The Acoustic Guitar Project, started by New York musician David Adams in 2012, is governed by a simple concept.

First, a city is chosen, along with five local musicians. Then, a single guitar is sent to them. Each musician has one week with the guitar to write a song, before passing it onto the next musician.

Calgary musician Joni Delaurier is the latest to receive the Calgary guitar, speckled with the signatures of those who used it before her.

She’s already written the chorus, which she likes, but says is “so sad.” After she finishes her song, she will add her signature to the mosaic.

“Just knowing that so many people have picked it up and come up with completely different things -- to me that's really cool," Delaurier told CTV News. Among the many songs she’s written, Delaurier was one of the co-writers of the CCMA-nominated 2007 country hit Pickup Truck.

The website for the project states that the mission is “to inspire creativity by simplifying its process to the bare essentials” of one guitar and seven days, and “to encourage a deeper connection between the artist and their art.”

Hundreds of musicians have composed songs for the project across the world, including artists from Tokyo and Miami.

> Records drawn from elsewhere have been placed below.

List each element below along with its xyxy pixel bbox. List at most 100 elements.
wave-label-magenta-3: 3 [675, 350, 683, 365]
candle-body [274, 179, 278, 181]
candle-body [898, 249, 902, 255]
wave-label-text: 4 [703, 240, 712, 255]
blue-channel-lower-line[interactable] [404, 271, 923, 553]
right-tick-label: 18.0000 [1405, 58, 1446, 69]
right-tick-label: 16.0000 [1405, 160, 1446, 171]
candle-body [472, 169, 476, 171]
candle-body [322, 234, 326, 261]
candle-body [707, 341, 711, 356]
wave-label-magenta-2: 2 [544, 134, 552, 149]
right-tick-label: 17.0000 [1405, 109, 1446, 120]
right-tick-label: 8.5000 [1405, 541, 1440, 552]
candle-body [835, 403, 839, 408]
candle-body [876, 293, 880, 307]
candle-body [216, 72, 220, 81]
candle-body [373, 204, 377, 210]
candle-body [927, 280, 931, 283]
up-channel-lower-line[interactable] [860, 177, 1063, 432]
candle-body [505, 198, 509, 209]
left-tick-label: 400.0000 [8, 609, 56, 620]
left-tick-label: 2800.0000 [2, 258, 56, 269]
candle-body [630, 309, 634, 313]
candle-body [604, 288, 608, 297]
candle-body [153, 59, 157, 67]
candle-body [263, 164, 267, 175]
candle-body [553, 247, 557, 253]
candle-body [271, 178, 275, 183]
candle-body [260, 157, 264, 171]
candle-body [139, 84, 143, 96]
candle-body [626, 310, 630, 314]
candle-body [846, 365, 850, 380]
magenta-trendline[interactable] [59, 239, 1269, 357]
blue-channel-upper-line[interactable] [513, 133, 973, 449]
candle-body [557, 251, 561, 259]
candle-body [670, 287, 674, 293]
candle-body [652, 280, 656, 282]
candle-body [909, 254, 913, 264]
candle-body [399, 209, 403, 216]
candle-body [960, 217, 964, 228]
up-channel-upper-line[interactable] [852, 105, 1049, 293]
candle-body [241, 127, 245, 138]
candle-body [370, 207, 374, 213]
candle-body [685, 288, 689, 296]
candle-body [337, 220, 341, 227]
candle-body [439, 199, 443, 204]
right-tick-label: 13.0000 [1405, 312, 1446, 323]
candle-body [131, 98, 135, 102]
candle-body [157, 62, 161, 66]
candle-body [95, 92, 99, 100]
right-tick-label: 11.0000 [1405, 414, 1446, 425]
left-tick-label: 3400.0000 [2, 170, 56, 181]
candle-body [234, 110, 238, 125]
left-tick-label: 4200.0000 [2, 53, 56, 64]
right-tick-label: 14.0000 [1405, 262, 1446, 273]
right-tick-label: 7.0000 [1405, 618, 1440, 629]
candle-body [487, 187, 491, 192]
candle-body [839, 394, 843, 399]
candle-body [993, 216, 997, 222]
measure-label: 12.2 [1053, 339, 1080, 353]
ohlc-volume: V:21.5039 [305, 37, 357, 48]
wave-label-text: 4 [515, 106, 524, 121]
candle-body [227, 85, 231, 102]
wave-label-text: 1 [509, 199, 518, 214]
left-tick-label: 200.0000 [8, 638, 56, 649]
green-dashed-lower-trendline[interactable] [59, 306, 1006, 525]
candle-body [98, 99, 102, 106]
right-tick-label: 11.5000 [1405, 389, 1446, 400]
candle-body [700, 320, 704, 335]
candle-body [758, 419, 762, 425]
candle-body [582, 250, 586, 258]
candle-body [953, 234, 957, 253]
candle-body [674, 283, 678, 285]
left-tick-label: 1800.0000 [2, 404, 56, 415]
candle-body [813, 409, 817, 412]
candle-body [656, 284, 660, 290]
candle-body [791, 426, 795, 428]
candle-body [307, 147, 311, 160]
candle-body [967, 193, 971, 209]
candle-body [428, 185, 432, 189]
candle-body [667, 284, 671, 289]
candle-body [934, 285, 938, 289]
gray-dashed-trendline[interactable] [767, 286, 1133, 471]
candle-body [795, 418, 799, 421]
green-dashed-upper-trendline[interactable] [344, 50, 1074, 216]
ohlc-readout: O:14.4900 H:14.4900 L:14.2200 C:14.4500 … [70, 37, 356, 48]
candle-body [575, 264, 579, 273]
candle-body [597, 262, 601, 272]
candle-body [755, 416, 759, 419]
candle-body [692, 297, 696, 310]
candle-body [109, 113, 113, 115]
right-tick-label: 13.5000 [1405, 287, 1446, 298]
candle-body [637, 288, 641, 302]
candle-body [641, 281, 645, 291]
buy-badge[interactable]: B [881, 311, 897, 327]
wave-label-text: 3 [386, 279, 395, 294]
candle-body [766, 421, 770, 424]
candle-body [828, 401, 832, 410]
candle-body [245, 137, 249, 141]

Delaurier said she’s in awe of the scope when she thinks about “how many songs that never would have come into the world minus this project.”

Each participating city has a curator to organize a concert at the end of the songwriting process. Jackie Bourgaize, one of the curators for Calgary’s upcoming concert, said that “if people really appreciate where a song comes from, where the germ of the idea comes from, they would appreciate coming to the Acoustic Guitar Project (concert).”

In the concert, the five musicians will play the song they wrote, and tell the story behind the songwriting process. This year’s quintet is completed by Nick Titus, Matt Blais, Kendall Rodney Bilan and Gerry Madigan.

Bourgaize said the appeal is “hearing those songs in their infancy and seeing them come out in an unaffected manner, straight from the artist's heart.”

Delaurier is excited to be part of the project, saying it’s “really cool to me … that there's a kind of global movement to say that songwriting is part of a community and a network, and that we pass it on.”

The concert at the end of the project will be held on Oct. 27 at 3 p.m. at Gallery House Concerts Society.